In the context of this disclosure, a machine-readable medium may be a tangible medium that can contain, or store a program for use by or in connection with an instruction execution system, apparatus, or device. The machine-readable medium may be a machine-readable signal medium or a machine-readable storage medium. The machine-readable medium may include, but is not limited to, an electronic, magnetic, optical, electromagnetic, infrared, or semiconductor system, apparatus, or device, or any suitable combination of the foregoing. More specific examples of a machine-readable storage medium would include an electrical connection based on one or more wires, a portable computer diskette, a hard disk, a Random Access Memory (RAM), a read-only memory (ROM), an erasable programmable read-only memory (EPROM or flash memory), an optical fiber, a portable compact disc read-only memory (CD-ROM), an optical storage device, a magnetic storage device, or any suitable combination of the foregoing.

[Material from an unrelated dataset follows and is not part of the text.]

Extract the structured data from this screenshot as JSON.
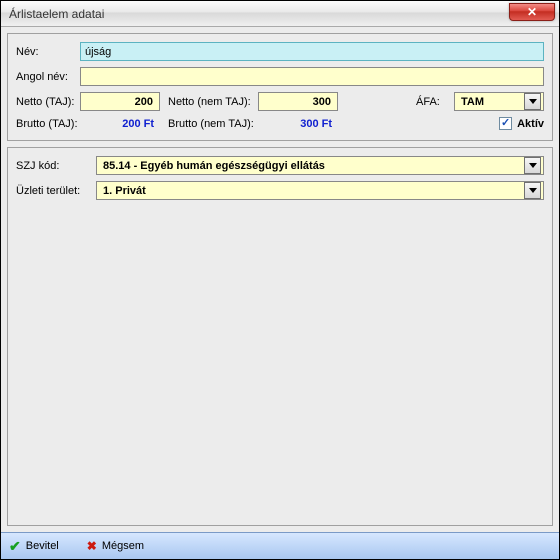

To provide for interaction with a user, the systems and techniques described here can be implemented on a computer having a display device (e.g., a CRT (cathode ray tube) or LCD (liquid crystal display) monitor) for displaying information to the user and a keyboard and a pointing device (e.g., a mouse or a trackball) by which the user can provide input to the computer. Other kinds of devices may also be used to provide for interaction with a user, for example, feedback provided to the user may be any form of sensory feedback (e.g., visual feedback, auditory feedback, or tactile feedback), and input from the user may be received in any form, including acoustic input, speech input, or tactile input.
The systems and techniques described here can be implemented in a computing system that includes a background component (e.g., as a data server), or that includes a middleware component (e.g., an application server), or that includes a front-end component (e.g., a user computer having a graphical user interface or a web browser through which a user can interact with an implementation of the systems and techniques described here), or any combination of such background, middleware, or front-end components. The components of the system can be interconnected by any form or medium of digital data communication (e.g., a communication network). Examples of communication networks include a Local Area Network (LAN), a Wide Area Network (WAN), and the Internet.
The computer system may include a client and a server. The client and server are typically remote from each other and typically interact through a communication network. The relationship of client and server arises by virtue of computer programs running on the respective computers and having a client-server relationship to each other.
It should be appreciated that various forms of the flows shown above may be used to reorder, add, or delete steps. For example, the steps recited in the present disclosure may be performed in parallel or sequentially or in a different order, provided that the desired results of the technical solutions of the present disclosure are achieved, and are not limited herein.
The above detailed description should not be taken as limiting the scope of the present disclosure. It will be apparent to those skilled in the art that various modifications, combinations, sub-combinations and alternatives are possible, depending on design requirements and other factors. Any modifications, equivalent substitutions and improvements made within the spirit and principles of the present disclosure are intended to be included within the scope of the present disclosure.